Giving details of the machine, Mr. Singh said though it will
move at a slow pace of 10 to 15 metres per day, the high-tech
TBMs, which are internally airconditioned, take care of all the
vibrations which can create disturbances in buildings above the
surface. ``It will simultaneously create concrete structure
inside the tunnel through a prefabricated structure,'' he said.

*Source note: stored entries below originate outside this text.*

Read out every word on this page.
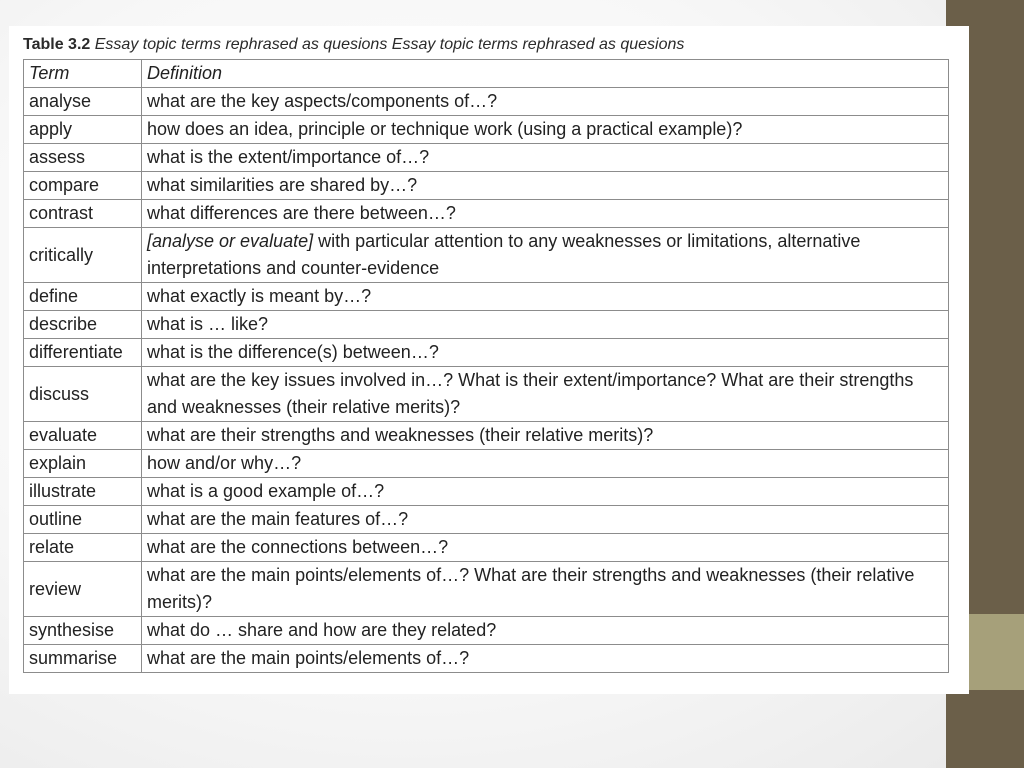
Table 3.2 Essay topic terms rephrased as quesions Essay topic terms rephrased as quesions
Term	Definition
analyse	what are the key aspects/components of…?
apply	how does an idea, principle or technique work (using a practical example)?
assess	what is the extent/importance of…?
compare	what similarities are shared by…?
contrast	what differences are there between…?
critically	[analyse or evaluate] with particular attention to any weaknesses or limitations, alternative interpretations and counter-evidence
define	what exactly is meant by…?
describe	what is … like?
differentiate	what is the difference(s) between…?
discuss	what are the key issues involved in…? What is their extent/importance? What are their strengths and weaknesses (their relative merits)?
evaluate	what are their strengths and weaknesses (their relative merits)?
explain	how and/or why…?
illustrate	what is a good example of…?
outline	what are the main features of…?
relate	what are the connections between…?
review	what are the main points/elements of…? What are their strengths and weaknesses (their relative merits)?
synthesise	what do … share and how are they related?
summarise	what are the main points/elements of…?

According to Mr. Singh, these TBMs have been tailormade to suit
Indian conditions. While two of them are soft soil TBMs, for
digging up tunnels between ISBT and Old Delhi and New Delhi
railway stations, and Patel Chowk on Ashoka Road, the third one
is rock TBM, for the tunnel passing below Chandni Chowk between
two railway stations. ``These decisions were taken based on the
study of the soil,'' he said.
These TBMs which will slowly move ahead in the tunnel after
cutting the earth as deep as 24 metre below the ground at a slow
speed of 10 to 15 revolution per minute, would automatically pass
the excavated earth through an automatic system to a truck above
the tunnel at a pre-determined location.
``The advantage of these machines are that dugup earth is taken
out at one place only. Not only this, a small team of ten to 12
highly skilled people would complete the entire task. It is so
sophisticated and vibration free that vehicles can easily move
above the road on top when the work is in progress below,'' he
said.
Right now, Mr. Singh said, the DMRC was making preparations for
creation of a shaft through which these gigantic TBMs would be
pushed below the ground. He said after trial runs at Gwalior, the
TBM would be dismantled, transported to the Capital in parts and
then reassembled here below the huge shaft which is 22 metre in
width, 40 m in length and 18 m in depth. One such shaft is being
dug up at Ashoka Road in Lutyen's Delhi.
Asserting that the DMRC was strictly following the guidelines
and standards set by the National Fire Protection Association of
the U.S., Mr. Singh said as a precautionary safety measure, cross
passages at frequent intervals were being constructed between the
two parallel tunnels below the ground, which would be normally
separated by a distance of 12 metres.